Another source for paranoia? Alexa. Nearly 3 in 4 Americans believe smart home devices like Alexa are listening all the time.
It’s not just smart home devices: apparently to 60% of Americans, Uncle Sam is also listening in as 3 in 5 believe the U.S. government is tracking their phone data. The generations split fairly widely on this topic: Boomers are the most trusting of the U.S. government, with only 40% believing the government is tracking their phone data. The younger, the more paranoid: 54% of Gen X and 65% of Millennials think the government is listening, while Gen Z brings up the paranoid rear with a whopping 75% believing the government is tracking their phone data.
For some, this is too much to handle: 13% of Americans have considered buying a non-smartphone (remember those?) to limit their internet and data presence.
All of this paranoia is likely caused by savvy advertising on the part of brands: well-targeted ads are intended to align as closely with the interests of the target audience as possible, and many of those “creepy” phone ads are the result of good work by brands and agencies. Between location-based ads that seem to know exactly where you are (thanks, IP addresses!) and ads that are targeted based on interests, it’s understandable Americans might feel creeped out: but it’s simply a side effect of the digital trails we all leave as we browse the web.
Across the U.S., there are 10 main concerns people are searching about the most: Alexa listening, geolocation/location tracking, phones listening, targeted ads, app hacking, app tracking, going off the grid, buying a flip phone, Google spying on us, and spy apps.
Alexa was the top concern of 8 states (California, Maryland, and Massachusetts, to name a few) while going off the grid wasn’t far behind at 7 states. There must be something about the Midwest: Nebraska, Michigan, and Minnesota all want to go off the grid. For 7 states, a top concern is spy apps, while 5 states are concerned about app tracking and 5 have concerns about targeted ads.

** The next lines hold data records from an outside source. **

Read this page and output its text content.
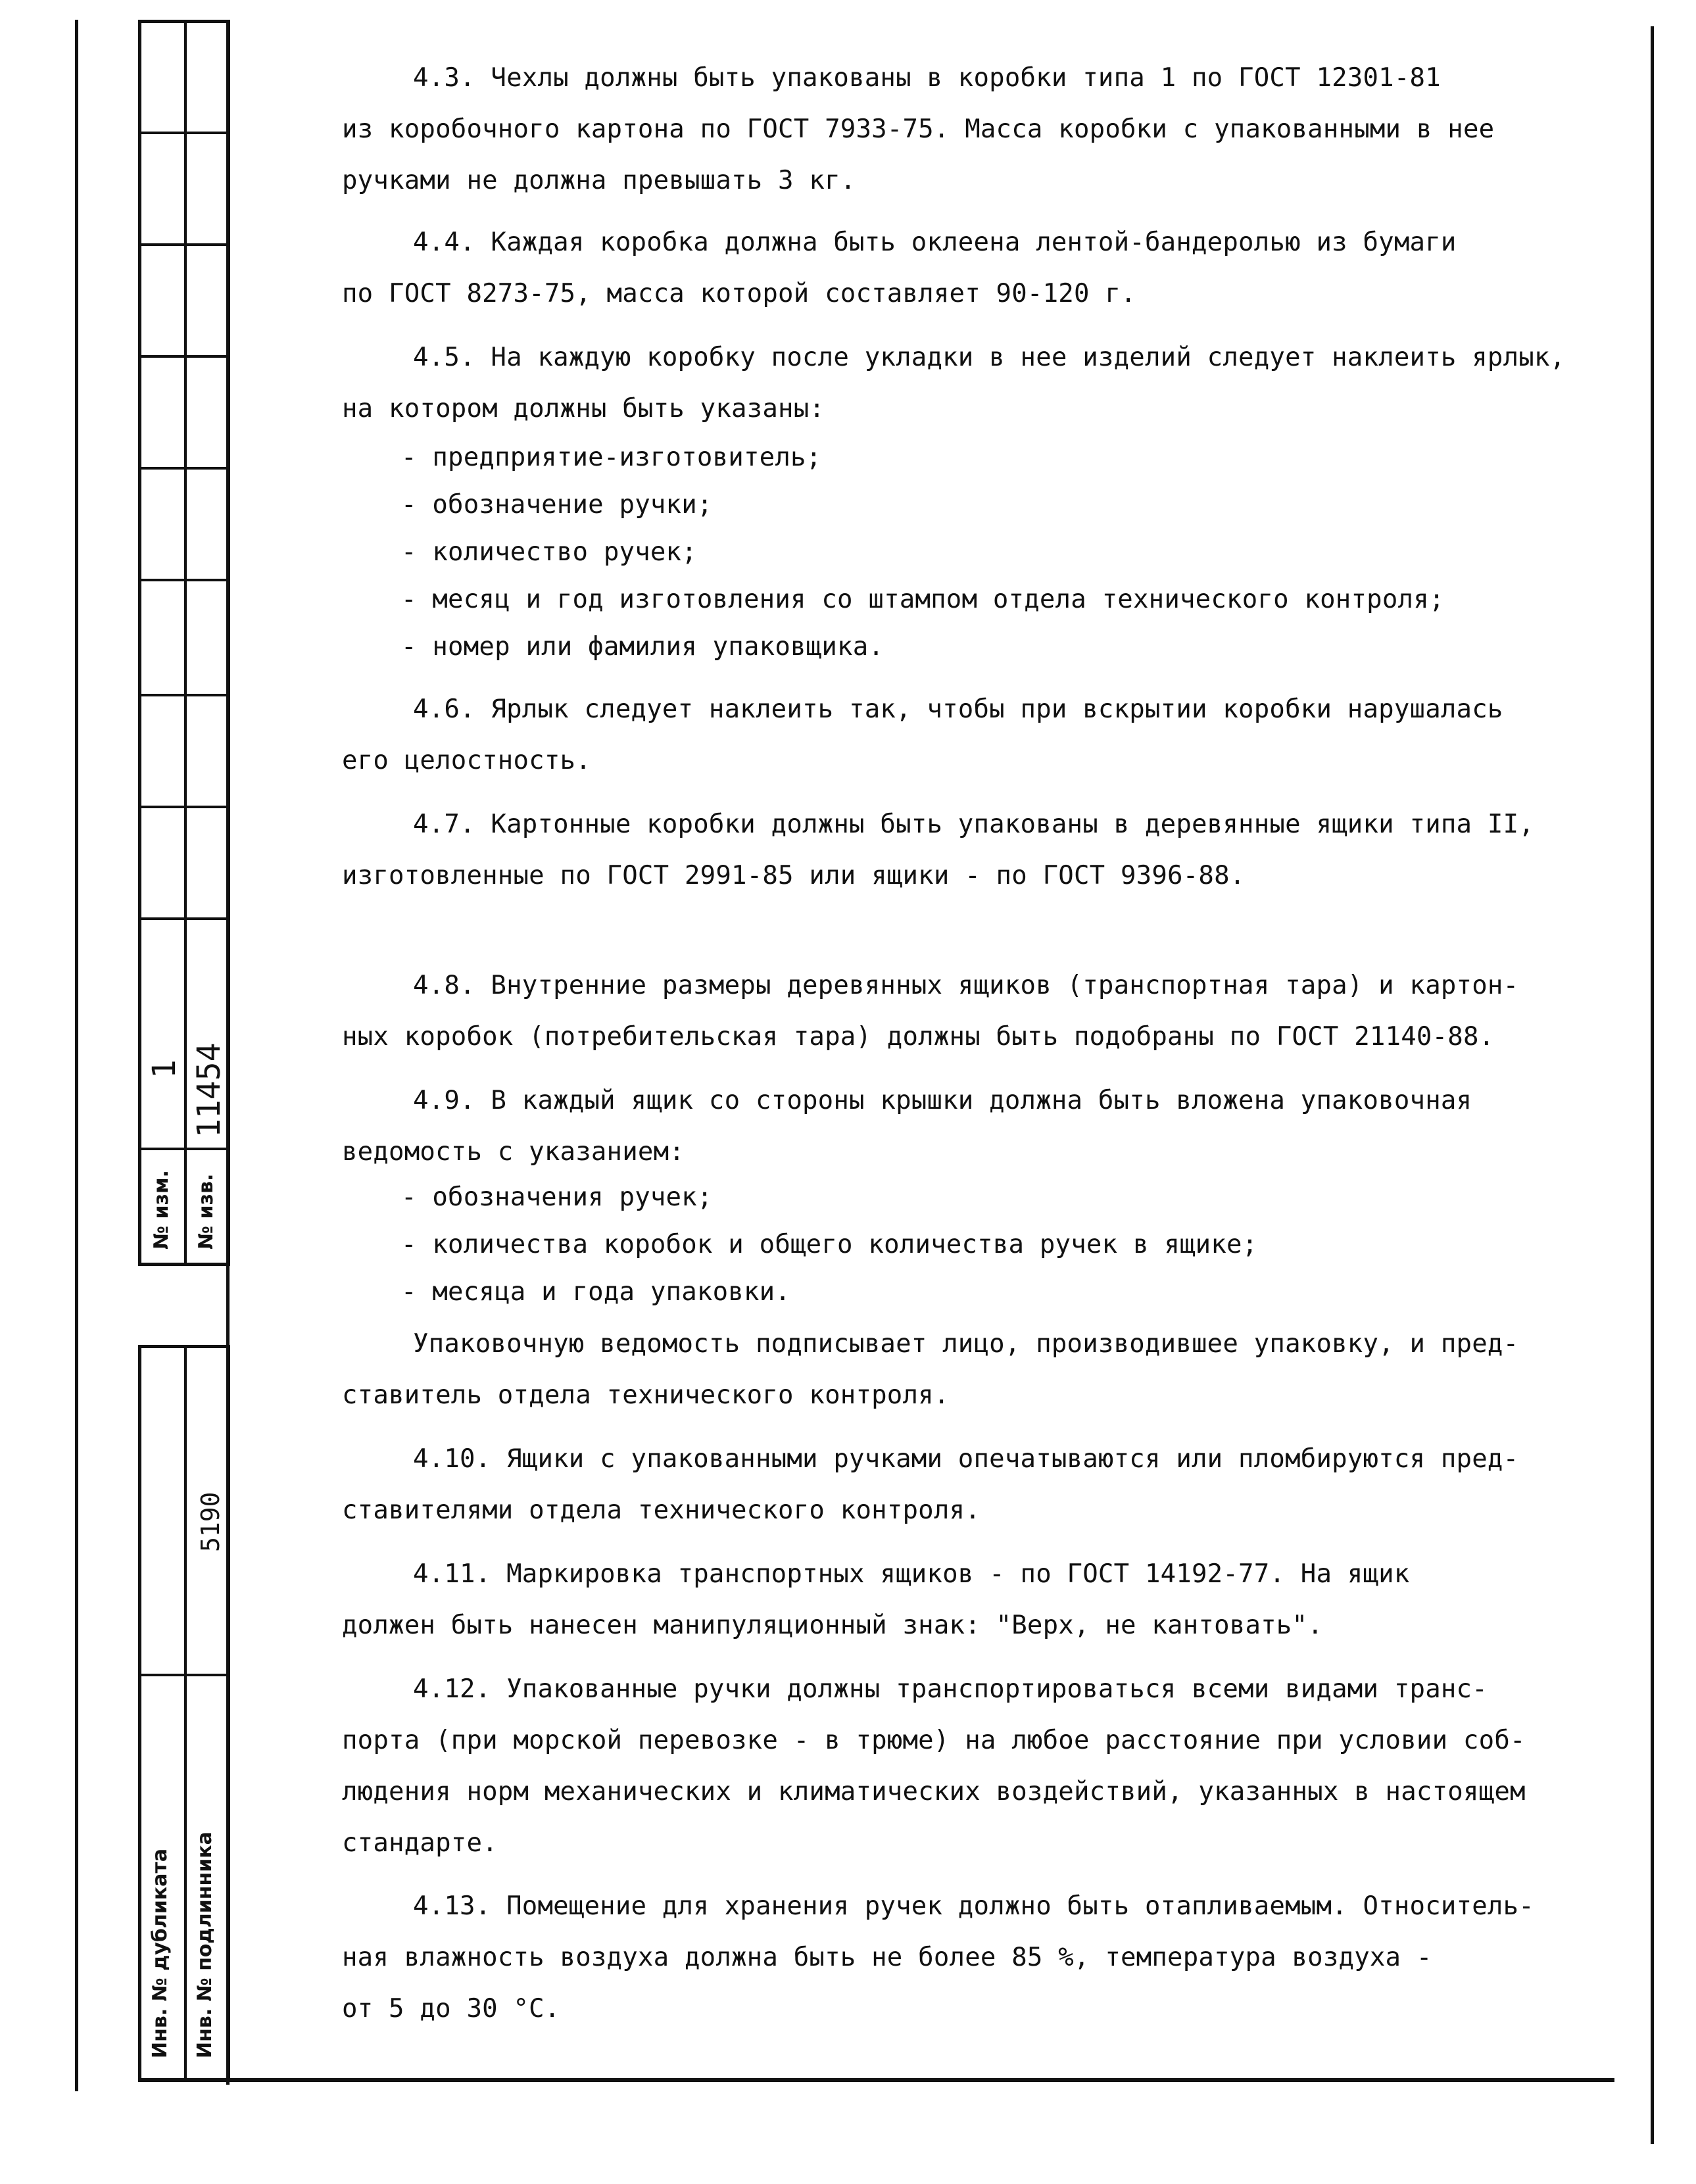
№ изм.
1
№ изв.
11454
5190
Инв. № дубликата Инв. № подлинника
4.3. Чехлы должны быть упакованы в коробки типа 1 по ГОСТ 12301-81
из коробочного картона по ГОСТ 7933-75. Масса коробки с упакованными в нее
ручками не должна превышать 3 кг.
4.4. Каждая коробка должна быть оклеена лентой-бандеролью из бумаги
по ГОСТ 8273-75, масса которой составляет 90-120 г.
4.5. На каждую коробку после укладки в нее изделий следует наклеить ярлык,
на котором должны быть указаны:
- предприятие-изготовитель;
- обозначение ручки;
- количество ручек;
- месяц и год изготовления со штампом отдела технического контроля;
- номер или фамилия упаковщика.
4.6. Ярлык следует наклеить так, чтобы при вскрытии коробки нарушалась
его целостность.
4.7. Картонные коробки должны быть упакованы в деревянные ящики типа II,
изготовленные по ГОСТ 2991-85 или ящики - по ГОСТ 9396-88.
4.8. Внутренние размеры деревянных ящиков (транспортная тара) и картон-
ных коробок (потребительская тара) должны быть подобраны по ГОСТ 21140-88.
4.9. В каждый ящик со стороны крышки должна быть вложена упаковочная
ведомость с указанием:
- обозначения ручек;
- количества коробок и общего количества ручек в ящике;
- месяца и года упаковки.
Упаковочную ведомость подписывает лицо, производившее упаковку, и пред-
ставитель отдела технического контроля.
4.10. Ящики с упакованными ручками опечатываются или пломбируются пред-
ставителями отдела технического контроля.
4.11. Маркировка транспортных ящиков - по ГОСТ 14192-77. На ящик
должен быть нанесен манипуляционный знак: "Верх, не кантовать".
4.12. Упакованные ручки должны транспортироваться всеми видами транс-
порта (при морской перевозке - в трюме) на любое расстояние при условии соб-
людения норм механических и климатических воздействий, указанных в настоящем
стандарте.
4.13. Помещение для хранения ручек должно быть отапливаемым. Относитель-
ная влажность воздуха должна быть не более 85 %, температура воздуха -
от 5 до 30 °С.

We also questioned what Americans were most concerned about nationwide, so we analyzed over 900 Google search trends around phone privacy and targeted ads. Regarding the top national phone privacy concerns, it seems Americans don’t want anyone to know their location. Coming in at #1 is geolocation (tracing location via phone data). After that, is going off grid, targeted ads, app hacking, and spy apps to round out the top five.
All in all, privacy and data protection are very important to Americans, and the quest continues for brands looking to reach their customers in new and innovative ways. They just might have a little difficulty finding customers who have already gone off-grid – see you in the woods!

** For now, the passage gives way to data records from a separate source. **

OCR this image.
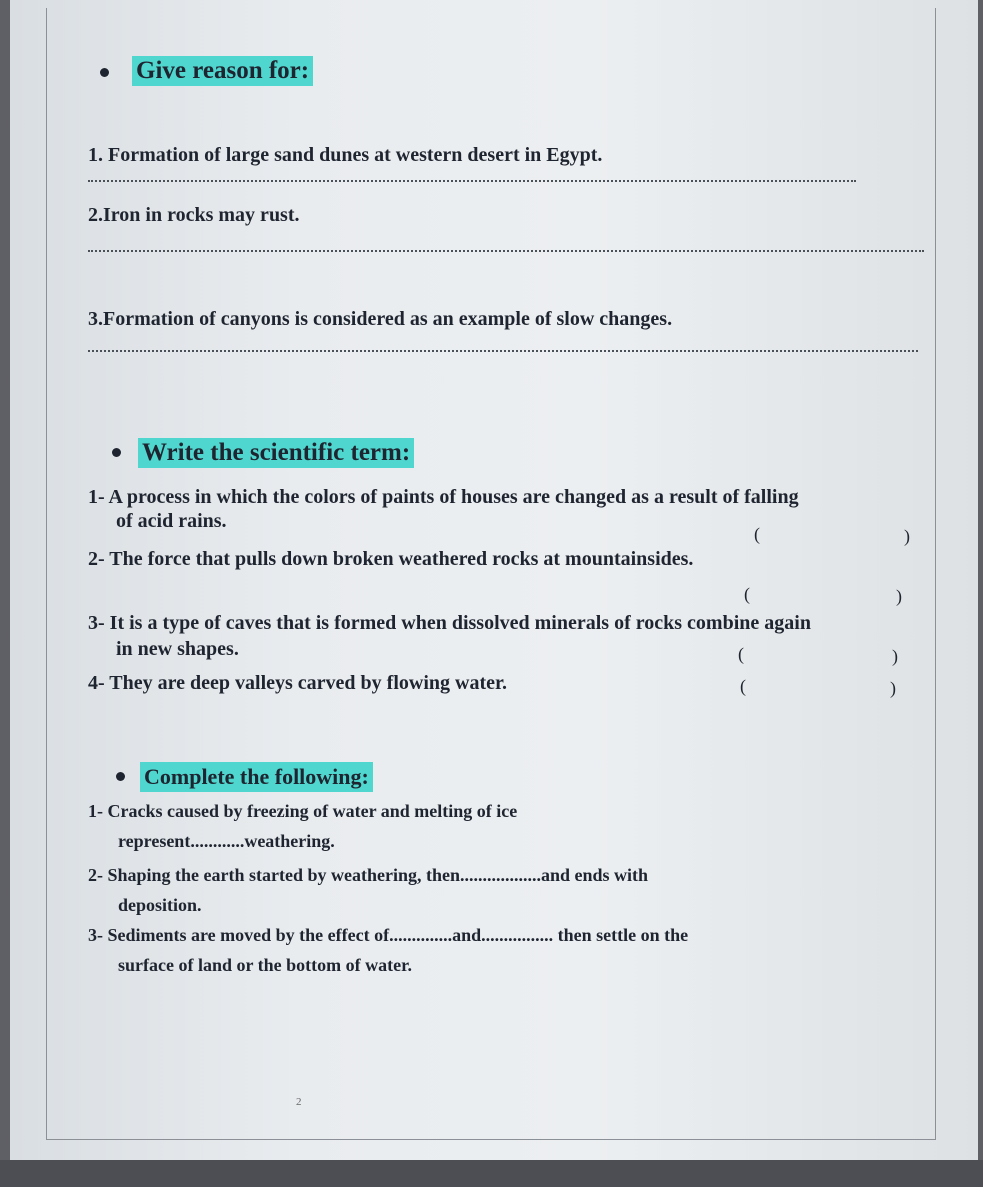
Give reason for:
1. Formation of large sand dunes at western desert in Egypt.
2.Iron in rocks may rust.
3.Formation of canyons is considered as an example of slow changes.
Write the scientific term:
1- A process in which the colors of paints of houses are changed as a result of falling
of acid rains.
(	)
2- The force that pulls down broken weathered rocks at mountainsides.
(	)
3- It is a type of caves that is formed when dissolved minerals of rocks combine again
in new shapes.	(	)
4- They are deep valleys carved by flowing water.	(	)
Complete the following:
1- Cracks caused by freezing of water and melting of ice
represent............weathering.
2- Shaping the earth started by weathering, then..................and ends with
deposition.
3- Sediments are moved by the effect of..............and................ then settle on the
surface of land or the bottom of water.
2
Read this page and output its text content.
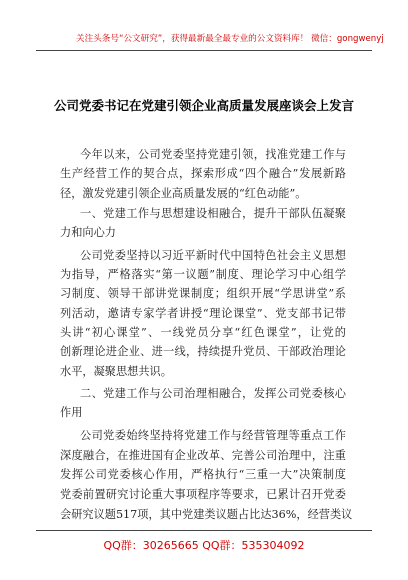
关注头条号“公文研究”，获得最新最全最专业的公文资料库！ 微信：gongwenyj
公司党委书记在党建引领企业高质量发展座谈会上发言
今年以来，公司党委坚持党建引领，找准党建工作与
生产经营工作的契合点，探索形成“四个融合”发展新路
径，激发党建引领企业高质量发展的“红色动能”。
一、党建工作与思想建设相融合，提升干部队伍凝聚
力和向心力
公司党委坚持以习近平新时代中国特色社会主义思想
为指导，严格落实“第一议题”制度、理论学习中心组学
习制度、领导干部讲党课制度；组织开展“学思讲堂”系
列活动，邀请专家学者讲授“理论课堂”、党支部书记带
头讲“初心课堂”、一线党员分享“红色课堂”，让党的
创新理论进企业、进一线，持续提升党员、干部政治理论
水平，凝聚思想共识。
二、党建工作与公司治理相融合，发挥公司党委核心
作用
公司党委始终坚持将党建工作与经营管理等重点工作
深度融合，在推进国有企业改革、完善公司治理中，注重
发挥公司党委核心作用，严格执行“三重一大”决策制度
党委前置研究讨论重大事项程序等要求，已累计召开党委
会研究议题517项，其中党建类议题占比达36%，经营类议
QQ群：30265665 QQ群：535304092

In February 2023, we surveyed 803 Americans across the U.S. on their thoughts around targeted ads, phones, and privacy concerns. Ages ranged from 18 to 85 with an average age of 37. Respondents were 49% men, 48% women, and 3% non-binary.
To analyze Google search trends, we looked at 902 distinct keywords/phrases and their associated search volumes by state from January 1, 2022 to December 31, 2022. Keywords included phrases like “is my iphone listening to me ads,” “targeted ads,” and “is alexa listening.”